By Brad Walker, CEO of Income&
The conundrum of why mortgage rates continue to slip months after the Federal Reserve raised the prime rate is just one of the perplexing economic puzzles the Governors of the Federal Reserve are going to have to figure out as they try to “normalize” the US economy.
No matter what steps the Fed takes, it’s becoming increasingly evident that years of ultra-low interest rates and accommodative policy can’t just be dialed back. Financial markets have been “hooked” on easy money for a long time, but the individual buyers and sellers that comprise the markets apparently need to see more than they’ve seen so far to believe the economy is revving up. Moreover, a substantial and growing number seem to believe that sluggish two-percent or so economic growth is becoming the “new normal” for the US.
Fed Raised Prime Rate Last December, but Have Held Off on Further Increases
The Fed finally pulled the trigger on a rate hike back in mid-December of last year. This was the first time the Fed had boosted the prime rate since the 2008 financial crisis. Most economic pundits thought that the modest .25% hike was just the first in a series of rate hikes that we would see over the next several quarters, but given mixed economic data, the Fed has not taken any further action this year.
Given the current uncertainty about more prime rate hikes and the economy in general, mortgage rates have not budged. In fact, 30-year mortgage rates fell for four straight weeks shortly after the holiday rate hike last year. The average rate for a 30-year mortgage in the US has continued to edge down and stands at 3.52% as of July 7th.
Understanding the Prime Rate and Mortgage Rates
The key to understanding this financial conundrum is remembering that the Fed “raising rates” does not mean central bank officials just push a button and interest rates move up. All the Fed can do is change the rate at which it loans money to financial institutions. It’s up to the banks and other financial institutions to decide what to do then. Some banks may pass on that interest rate increase to loans they make to business and consumers, others may choose not to or to increase rates selectively.
Another important consideration is that consumer loans or business loans are not the same as mortgage loans. Unlike most business and consumer loans, a mortgage loan is secured by the value of the home and the property it sits on.
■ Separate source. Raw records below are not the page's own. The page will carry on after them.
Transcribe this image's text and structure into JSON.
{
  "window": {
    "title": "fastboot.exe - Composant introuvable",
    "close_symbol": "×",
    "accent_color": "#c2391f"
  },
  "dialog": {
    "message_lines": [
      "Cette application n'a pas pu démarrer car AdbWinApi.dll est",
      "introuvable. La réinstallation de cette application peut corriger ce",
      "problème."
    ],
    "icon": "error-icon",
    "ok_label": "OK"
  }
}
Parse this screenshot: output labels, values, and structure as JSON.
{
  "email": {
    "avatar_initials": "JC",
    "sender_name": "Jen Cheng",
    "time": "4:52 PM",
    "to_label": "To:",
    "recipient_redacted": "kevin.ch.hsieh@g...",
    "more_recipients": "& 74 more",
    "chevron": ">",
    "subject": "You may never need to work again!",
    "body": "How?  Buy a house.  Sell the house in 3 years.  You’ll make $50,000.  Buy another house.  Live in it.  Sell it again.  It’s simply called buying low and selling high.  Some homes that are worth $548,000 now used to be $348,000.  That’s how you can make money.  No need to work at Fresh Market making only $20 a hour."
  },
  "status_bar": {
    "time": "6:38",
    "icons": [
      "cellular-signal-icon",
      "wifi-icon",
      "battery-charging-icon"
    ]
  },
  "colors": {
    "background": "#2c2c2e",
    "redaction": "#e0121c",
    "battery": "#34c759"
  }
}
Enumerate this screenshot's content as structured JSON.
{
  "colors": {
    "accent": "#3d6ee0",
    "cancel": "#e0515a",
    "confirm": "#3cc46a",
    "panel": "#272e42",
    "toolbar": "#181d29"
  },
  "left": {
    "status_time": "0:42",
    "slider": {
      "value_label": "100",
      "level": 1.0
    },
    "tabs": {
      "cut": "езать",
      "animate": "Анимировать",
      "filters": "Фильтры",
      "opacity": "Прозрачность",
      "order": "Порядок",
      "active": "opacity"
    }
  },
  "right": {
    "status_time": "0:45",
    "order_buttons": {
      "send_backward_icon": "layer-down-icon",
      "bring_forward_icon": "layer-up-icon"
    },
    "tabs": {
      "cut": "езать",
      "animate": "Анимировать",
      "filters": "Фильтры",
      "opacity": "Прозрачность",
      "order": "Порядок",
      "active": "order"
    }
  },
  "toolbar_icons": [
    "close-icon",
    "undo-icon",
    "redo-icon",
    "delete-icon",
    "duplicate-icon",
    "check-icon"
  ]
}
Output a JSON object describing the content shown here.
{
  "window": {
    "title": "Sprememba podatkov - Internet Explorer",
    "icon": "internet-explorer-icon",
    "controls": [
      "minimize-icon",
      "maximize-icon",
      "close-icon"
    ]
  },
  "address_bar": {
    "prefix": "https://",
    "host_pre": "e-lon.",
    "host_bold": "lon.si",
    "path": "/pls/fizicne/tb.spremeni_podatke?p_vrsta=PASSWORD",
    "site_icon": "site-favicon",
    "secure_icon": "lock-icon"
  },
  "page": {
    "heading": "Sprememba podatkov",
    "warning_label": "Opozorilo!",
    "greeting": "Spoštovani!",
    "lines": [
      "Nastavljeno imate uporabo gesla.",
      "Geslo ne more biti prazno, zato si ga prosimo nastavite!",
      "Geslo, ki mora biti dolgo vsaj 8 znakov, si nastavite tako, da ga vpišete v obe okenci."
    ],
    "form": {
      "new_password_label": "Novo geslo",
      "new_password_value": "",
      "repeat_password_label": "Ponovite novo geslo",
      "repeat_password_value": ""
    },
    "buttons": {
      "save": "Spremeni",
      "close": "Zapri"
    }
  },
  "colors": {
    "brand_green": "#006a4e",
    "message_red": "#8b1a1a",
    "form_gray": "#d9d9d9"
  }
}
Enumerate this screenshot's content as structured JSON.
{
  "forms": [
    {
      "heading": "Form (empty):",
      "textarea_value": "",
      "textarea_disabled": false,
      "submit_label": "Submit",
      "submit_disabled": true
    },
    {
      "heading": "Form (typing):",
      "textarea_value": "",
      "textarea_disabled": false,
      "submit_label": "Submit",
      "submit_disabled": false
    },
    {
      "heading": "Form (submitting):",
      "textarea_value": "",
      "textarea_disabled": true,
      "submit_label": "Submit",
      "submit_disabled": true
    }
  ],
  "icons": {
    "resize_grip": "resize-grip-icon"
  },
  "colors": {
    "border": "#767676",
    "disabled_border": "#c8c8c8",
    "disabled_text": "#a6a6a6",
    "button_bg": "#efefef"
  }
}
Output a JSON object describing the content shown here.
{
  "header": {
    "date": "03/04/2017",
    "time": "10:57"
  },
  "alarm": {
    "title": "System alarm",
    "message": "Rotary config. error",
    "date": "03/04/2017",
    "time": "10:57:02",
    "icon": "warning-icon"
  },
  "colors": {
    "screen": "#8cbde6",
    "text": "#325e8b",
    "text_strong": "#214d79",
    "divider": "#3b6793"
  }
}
This means that mortgage loans are inherently less risky than non-secured loans, which means the interest rate for the loan can be lower.
What it boils down to is that mortgage rates are not directly connected to the prime rate. In fact, given that mortgages are long-term loans, mortgage rates historically tend to mirror the movement in the bond markets, especially longer-dated bond prices.
As a number of financial industry pundits have pointed out, mortgage rates won’t start moving up until prime/consumer interest rate increases have become a notable trend, and we actually see longer-term interest rates start rising again. This, of course, means that there is not likely to be much upward movement in mortgage rates until we see a series of prime rate hikes from the Fed.